LiquidFiles Documentation
LiquidFiles Documentation

Full Disk Encryption

This article outlines how to encrypt the filesystem on Ubuntu based LF v4.x appliance. The setup utilizes LVM and LUKS to facilitate the secure encryption of your hard drive. The encryption used by Ubuntu is employing the Advanced Encryption Standard (AES) with a 256-bit key, a standard that is widely recognized for its strength and resilience against brute-force attacks. Before you start though, please beware of a couple of important caveats:

  • It will most likely cause noticeable performance degradation. Depending on what you use LiquidFiles for, network speed, system load and how critical transfer speeds are, this may or may not be a problem.
  • You will need to type a long random password on the console every time the machine boots, or reboots. There’s no way around this while still maintaining security.
  • It will prevent things like filesystem expansion. If you want to change the disk size, you will have to re-install the system and migrate the data across.

How to configure disk encryption

When installing LiquidFiles, please select to use the custom storage option as showed in the boot menu.

Proceed with Install

In the Guided storage configuration select "Encrypt the LVM group with LUKS" option and enter your passphrase. Please make sure that it's a good random phrase.

Next you will be directed to the partitioning page with a pre-populated LVM partition. If check, you will see that there is a default LVM mounted which is not encrypted (ubuntu-lv). We need to unmount and delete it.

After we have deleted the ubuntu-lv we are ready to create the new encrypted Logical Volume.

After all, your partitions should look like that.

When you're finished, please click Done and confirm we can start with the installation.
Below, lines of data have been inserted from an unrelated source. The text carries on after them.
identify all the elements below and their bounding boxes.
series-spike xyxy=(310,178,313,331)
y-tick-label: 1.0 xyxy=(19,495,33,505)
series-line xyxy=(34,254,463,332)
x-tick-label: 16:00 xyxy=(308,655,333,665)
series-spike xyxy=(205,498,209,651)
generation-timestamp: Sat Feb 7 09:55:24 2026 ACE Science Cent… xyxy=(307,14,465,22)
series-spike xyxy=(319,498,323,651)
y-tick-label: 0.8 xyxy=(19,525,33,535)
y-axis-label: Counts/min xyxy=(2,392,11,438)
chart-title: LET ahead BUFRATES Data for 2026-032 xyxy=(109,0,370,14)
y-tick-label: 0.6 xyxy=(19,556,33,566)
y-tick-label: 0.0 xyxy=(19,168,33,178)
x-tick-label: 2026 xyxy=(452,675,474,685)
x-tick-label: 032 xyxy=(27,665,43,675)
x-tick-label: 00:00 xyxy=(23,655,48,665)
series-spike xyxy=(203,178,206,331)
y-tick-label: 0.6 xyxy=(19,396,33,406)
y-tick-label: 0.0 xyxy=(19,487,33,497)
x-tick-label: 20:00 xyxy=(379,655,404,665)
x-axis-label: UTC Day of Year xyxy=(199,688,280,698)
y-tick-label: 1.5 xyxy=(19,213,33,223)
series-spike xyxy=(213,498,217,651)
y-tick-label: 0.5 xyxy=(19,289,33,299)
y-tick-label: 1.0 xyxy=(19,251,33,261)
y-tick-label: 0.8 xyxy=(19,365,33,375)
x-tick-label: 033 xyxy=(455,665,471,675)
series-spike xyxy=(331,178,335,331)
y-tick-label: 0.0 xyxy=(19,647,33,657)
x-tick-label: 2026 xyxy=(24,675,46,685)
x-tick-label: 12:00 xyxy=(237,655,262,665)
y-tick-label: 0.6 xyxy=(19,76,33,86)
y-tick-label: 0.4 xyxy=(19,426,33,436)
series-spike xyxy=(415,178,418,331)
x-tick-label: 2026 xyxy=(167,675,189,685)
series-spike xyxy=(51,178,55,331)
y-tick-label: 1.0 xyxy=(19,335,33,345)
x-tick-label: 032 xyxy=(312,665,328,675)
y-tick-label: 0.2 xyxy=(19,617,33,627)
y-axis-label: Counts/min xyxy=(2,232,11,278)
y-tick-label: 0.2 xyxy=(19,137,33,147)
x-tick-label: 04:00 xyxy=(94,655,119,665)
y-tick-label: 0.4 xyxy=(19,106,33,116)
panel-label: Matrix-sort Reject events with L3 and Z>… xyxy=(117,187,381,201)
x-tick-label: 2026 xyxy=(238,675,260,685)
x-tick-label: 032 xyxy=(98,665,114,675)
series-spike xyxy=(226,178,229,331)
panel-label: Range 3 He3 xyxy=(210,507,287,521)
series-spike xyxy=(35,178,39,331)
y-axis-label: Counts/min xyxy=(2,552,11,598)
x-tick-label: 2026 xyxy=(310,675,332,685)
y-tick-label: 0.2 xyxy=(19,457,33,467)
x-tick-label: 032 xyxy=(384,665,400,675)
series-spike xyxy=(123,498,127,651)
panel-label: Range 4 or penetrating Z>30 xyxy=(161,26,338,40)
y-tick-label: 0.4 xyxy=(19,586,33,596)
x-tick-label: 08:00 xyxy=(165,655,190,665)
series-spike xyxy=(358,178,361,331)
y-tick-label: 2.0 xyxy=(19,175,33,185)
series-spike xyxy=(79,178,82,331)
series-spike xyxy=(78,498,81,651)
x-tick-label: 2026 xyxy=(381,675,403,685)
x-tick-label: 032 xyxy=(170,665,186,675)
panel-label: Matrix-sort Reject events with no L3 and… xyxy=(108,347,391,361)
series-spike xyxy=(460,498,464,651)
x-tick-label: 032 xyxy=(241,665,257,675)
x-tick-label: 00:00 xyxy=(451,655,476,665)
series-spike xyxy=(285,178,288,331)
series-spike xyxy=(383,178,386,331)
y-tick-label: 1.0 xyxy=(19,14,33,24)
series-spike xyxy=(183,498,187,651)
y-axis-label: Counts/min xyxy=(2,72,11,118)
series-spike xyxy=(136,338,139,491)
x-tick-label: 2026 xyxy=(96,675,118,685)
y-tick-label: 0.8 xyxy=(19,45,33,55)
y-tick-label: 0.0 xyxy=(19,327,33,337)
The installation will take some time. When the installation is completed you can optionally check full log and then reboot the server.

Note: Before the reboot please double check if on the screen are not any spinning elements indicating the installation is still running.

When the server will start from now on, every time the disk boots, you will be prompted to enter the passphrase.

There’s no way of recovering the encryption key, if you loose it, you will loose your data.

There’s no way of automating the boot, you have to enter the encryption key on the console every time.

Also, please note that you won't be able to expand the disk after it's been encrypted. If you want to expand the disk, you will have to re-install the system and migrate the data over.